On-Demand-Busse in Mansfeld-Südharz: Pilotprojekt zeigt Erfolge - Dauerhaftes Angebot möglich?
Das innovative Pilotprojekt zum On-Demand-Verkehr im Landkreis Mansfeld-Südharz nähert sich einem entscheidenden Zeitpunkt. Noch bis zum 31. Juli 2026 können Fahrgäste weiterhin Kleinbusse für individuelle Touren nach persönlichem Bedarf bestellen. Die bisherigen Erfahrungen mit diesem digitalen Mobilitätsangebot zeigen bereits deutliche Erfolge und lassen auf eine mögliche Fortführung hoffen.
Beliebte Strecken und Nutzungsmuster
Seit dem Start des Projekts im August des Vorjahres haben sich bestimmte Strecken als besonders nachgefragt erwiesen. Die Analyse der Fahrten zeigt, dass vor allem Verbindungen zwischen kleineren Ortschaften und regionalen Zentren stark frequentiert werden. Diese Strecken waren zuvor oft durch kaum genutzte Linienbusfahrten bedient worden, die im Zuge des Pilotprojekts gestrichen wurden.
Die Digitalisierung spielt eine zentrale Rolle bei diesem neuen Verkehrskonzept. Fahrgäste müssen ihre Fahrten über eine spezielle App namens Mopla buchen, für deren Nutzung regelmäßig Schulungen angeboten werden - wie beispielsweise in Riestedt. Diese digitale Buchungsmöglichkeit ermöglicht eine flexible und bedarfsgerechte Planung der Fahrten.
Finanzierung und politischer Hintergrund
Der Landkreis Mansfeld-Südharz erhielt für dieses ambitionierte Projekt eine Förderung in Höhe von rund 850.000 Euro vom Bundesverkehrsministerium. Diese Mittel stammen aus dem Förderprogramm „Digitalisierung kommunaler Verkehrssysteme“, das innovative Ansätze im öffentlichen Nahverkehr unterstützt.

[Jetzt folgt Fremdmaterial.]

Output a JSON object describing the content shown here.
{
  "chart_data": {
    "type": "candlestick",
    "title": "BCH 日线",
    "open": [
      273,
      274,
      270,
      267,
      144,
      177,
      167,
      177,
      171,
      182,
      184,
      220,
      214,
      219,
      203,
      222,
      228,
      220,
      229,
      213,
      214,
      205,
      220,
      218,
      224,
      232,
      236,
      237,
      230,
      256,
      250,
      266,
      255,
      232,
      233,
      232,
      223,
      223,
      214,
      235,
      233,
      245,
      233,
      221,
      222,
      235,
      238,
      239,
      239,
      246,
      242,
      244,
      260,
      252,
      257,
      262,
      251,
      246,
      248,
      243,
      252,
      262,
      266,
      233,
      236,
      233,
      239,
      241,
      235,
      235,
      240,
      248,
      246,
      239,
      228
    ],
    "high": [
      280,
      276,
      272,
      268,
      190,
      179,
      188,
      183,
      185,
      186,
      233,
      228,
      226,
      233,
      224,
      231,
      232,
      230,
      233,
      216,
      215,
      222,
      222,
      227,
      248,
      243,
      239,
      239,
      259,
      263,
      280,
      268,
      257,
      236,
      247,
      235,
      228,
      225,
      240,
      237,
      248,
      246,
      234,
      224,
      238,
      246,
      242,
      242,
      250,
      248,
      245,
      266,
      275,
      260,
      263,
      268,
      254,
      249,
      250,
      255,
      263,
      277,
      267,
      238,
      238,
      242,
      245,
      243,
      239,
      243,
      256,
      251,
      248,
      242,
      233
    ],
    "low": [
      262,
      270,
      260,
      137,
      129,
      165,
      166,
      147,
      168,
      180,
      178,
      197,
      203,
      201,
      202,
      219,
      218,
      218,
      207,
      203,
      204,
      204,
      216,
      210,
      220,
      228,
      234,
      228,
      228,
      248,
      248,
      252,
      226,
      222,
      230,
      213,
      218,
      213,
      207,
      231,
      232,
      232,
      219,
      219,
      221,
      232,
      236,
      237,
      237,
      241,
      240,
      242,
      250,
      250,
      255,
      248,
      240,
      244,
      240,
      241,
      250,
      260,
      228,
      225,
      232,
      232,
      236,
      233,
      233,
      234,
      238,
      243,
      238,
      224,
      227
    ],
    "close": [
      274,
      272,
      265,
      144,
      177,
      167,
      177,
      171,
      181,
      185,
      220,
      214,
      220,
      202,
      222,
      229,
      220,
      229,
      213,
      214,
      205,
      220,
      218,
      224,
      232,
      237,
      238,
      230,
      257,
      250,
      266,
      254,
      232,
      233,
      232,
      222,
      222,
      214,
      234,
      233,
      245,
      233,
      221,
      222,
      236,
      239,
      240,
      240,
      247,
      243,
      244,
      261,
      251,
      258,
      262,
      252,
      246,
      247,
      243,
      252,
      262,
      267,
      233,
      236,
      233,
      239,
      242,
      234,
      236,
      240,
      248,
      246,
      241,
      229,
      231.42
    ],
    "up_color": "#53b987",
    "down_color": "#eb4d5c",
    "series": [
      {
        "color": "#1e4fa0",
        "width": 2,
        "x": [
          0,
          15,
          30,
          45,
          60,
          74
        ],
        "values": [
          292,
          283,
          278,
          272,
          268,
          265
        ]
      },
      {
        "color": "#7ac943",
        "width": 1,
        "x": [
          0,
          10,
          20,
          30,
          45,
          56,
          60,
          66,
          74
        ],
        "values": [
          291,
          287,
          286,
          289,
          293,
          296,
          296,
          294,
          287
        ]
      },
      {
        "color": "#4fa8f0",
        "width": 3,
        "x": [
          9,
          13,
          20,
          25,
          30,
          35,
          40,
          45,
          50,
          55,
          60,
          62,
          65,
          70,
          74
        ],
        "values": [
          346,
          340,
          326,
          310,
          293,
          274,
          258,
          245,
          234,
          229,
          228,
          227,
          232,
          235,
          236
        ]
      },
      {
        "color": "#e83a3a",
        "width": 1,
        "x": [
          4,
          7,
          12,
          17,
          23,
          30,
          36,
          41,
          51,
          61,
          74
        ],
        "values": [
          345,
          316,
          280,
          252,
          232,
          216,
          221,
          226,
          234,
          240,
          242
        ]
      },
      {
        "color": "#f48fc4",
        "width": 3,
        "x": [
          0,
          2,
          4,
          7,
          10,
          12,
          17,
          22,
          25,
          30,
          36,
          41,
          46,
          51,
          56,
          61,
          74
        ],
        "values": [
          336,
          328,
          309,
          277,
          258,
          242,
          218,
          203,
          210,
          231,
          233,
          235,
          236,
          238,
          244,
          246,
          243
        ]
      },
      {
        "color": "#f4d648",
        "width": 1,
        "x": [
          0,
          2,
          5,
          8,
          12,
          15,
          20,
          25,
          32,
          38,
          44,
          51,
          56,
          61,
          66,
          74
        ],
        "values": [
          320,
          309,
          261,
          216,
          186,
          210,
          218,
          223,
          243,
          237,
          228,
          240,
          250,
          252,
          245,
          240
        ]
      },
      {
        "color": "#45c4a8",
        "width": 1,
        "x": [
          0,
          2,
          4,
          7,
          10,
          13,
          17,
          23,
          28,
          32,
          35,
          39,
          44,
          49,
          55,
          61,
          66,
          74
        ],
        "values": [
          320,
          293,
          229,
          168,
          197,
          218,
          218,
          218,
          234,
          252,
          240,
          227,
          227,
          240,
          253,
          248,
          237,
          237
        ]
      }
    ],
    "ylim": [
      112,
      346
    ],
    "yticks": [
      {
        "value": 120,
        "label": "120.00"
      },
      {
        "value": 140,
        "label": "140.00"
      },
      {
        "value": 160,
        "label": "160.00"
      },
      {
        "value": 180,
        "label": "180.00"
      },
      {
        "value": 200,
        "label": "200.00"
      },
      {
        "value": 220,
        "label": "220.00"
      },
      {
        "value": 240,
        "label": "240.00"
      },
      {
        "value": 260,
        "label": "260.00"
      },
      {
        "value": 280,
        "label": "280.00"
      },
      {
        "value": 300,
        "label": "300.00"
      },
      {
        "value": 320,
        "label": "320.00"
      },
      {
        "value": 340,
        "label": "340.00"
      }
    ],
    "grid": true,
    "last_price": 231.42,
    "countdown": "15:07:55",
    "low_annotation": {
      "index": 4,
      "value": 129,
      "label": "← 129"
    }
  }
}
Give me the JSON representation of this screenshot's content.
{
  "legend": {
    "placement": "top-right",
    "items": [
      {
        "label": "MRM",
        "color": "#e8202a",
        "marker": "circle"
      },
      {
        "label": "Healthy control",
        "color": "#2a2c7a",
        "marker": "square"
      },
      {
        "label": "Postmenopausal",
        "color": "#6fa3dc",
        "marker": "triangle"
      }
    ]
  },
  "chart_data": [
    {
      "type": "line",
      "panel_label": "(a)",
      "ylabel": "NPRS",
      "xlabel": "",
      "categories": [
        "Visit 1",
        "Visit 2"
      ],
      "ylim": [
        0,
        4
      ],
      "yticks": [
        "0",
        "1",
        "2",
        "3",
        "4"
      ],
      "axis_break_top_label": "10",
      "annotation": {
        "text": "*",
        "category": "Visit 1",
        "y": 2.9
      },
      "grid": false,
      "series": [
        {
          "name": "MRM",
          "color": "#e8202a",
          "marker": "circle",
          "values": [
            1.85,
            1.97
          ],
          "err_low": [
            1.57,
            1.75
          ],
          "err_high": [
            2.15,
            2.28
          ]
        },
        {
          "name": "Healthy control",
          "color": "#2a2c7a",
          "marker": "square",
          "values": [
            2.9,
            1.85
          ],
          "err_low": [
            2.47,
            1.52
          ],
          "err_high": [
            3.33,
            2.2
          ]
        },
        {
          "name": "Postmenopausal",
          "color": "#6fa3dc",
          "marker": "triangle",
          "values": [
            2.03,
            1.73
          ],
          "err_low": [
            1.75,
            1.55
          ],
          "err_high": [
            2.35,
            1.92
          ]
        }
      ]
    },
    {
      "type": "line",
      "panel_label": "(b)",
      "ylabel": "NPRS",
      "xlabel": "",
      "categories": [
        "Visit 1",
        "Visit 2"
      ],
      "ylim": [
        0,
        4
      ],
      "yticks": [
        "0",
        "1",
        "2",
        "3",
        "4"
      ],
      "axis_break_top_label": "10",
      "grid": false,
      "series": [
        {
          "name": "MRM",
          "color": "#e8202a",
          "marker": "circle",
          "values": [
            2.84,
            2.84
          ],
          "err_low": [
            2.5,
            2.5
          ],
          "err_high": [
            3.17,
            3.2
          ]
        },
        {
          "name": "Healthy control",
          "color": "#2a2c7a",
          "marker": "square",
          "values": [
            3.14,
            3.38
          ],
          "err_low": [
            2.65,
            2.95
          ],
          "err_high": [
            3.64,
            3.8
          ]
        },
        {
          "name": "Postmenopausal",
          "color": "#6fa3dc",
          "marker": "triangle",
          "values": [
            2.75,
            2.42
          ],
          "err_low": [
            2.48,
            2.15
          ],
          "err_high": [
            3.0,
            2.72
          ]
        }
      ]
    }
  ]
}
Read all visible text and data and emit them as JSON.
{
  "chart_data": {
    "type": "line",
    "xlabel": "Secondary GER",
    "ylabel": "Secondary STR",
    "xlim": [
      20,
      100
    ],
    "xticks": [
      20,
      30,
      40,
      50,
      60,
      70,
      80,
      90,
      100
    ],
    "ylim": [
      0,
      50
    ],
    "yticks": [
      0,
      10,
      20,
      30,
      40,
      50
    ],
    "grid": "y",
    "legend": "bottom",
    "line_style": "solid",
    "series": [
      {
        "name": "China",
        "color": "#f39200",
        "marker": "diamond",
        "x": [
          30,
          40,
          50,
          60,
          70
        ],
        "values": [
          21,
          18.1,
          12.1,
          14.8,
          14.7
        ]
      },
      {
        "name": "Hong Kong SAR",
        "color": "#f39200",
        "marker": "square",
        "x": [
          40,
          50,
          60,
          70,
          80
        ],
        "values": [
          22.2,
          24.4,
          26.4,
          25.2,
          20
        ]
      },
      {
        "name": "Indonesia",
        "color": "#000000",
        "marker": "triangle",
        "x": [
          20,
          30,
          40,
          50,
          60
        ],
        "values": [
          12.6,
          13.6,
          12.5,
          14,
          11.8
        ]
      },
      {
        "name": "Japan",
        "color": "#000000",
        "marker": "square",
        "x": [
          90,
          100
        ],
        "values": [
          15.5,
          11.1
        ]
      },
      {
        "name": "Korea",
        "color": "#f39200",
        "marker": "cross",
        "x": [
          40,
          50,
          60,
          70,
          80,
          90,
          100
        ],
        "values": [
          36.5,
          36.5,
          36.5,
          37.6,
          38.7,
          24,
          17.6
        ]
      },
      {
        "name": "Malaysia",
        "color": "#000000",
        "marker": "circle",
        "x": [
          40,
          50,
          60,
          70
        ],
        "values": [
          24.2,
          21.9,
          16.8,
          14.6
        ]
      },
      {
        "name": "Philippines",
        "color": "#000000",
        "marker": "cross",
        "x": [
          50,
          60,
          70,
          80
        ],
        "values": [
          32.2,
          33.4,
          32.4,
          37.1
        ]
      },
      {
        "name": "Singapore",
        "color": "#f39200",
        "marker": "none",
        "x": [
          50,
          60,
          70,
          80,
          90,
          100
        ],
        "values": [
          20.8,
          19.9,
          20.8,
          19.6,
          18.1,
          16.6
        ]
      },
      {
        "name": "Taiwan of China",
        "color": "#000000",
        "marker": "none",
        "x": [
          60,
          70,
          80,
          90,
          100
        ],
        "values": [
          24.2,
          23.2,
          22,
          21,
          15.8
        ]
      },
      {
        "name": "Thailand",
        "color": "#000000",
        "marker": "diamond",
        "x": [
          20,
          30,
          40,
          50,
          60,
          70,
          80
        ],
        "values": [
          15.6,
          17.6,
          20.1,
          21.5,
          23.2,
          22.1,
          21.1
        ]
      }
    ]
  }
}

Die Entscheidung, wenig genutzte Linienbusfahrten zugunsten des On-Demand-Angebots zu streichen, war Teil eines strategischen Konzepts zur Effizienzsteigerung im öffentlichen Personennahverkehr. Durch die bedarfsgerechte Bereitstellung von Fahrzeugen sollen Ressourcen optimaler genutzt und gleichzeitig die Mobilität in der ländlichen Region verbessert werden.
Zukunftsperspektiven und mögliche Verstetigung
Die entscheidende Frage, die sich nun stellt, betrifft die Zukunft des Angebots nach dem offiziellen Ende der Pilotphase. Die bisherigen Nutzungszahlen und die positive Resonanz der Fahrgäste sprechen für eine Fortführung des Konzepts. Allerdings müssen dafür dauerhafte Finanzierungsmodelle gefunden werden, die über die initiale Förderung hinausgehen.
Experten sehen in solchen On-Demand-Lösungen ein wichtiges Instrument zur Sicherung der Mobilität in strukturschwachen Regionen. Die Kombination aus digitaler Buchung und flexibler Routenplanung könnte langfristig zu einem festen Bestandteil des öffentlichen Verkehrsangebots in Mansfeld-Südharz werden.
Die kommenden Monate bis zum Projektende werden zeigen, ob sich das Modell als nachhaltige Lösung etablieren kann und wie die politischen Entscheidungsträger auf die gesammelten Erfahrungen reagieren werden.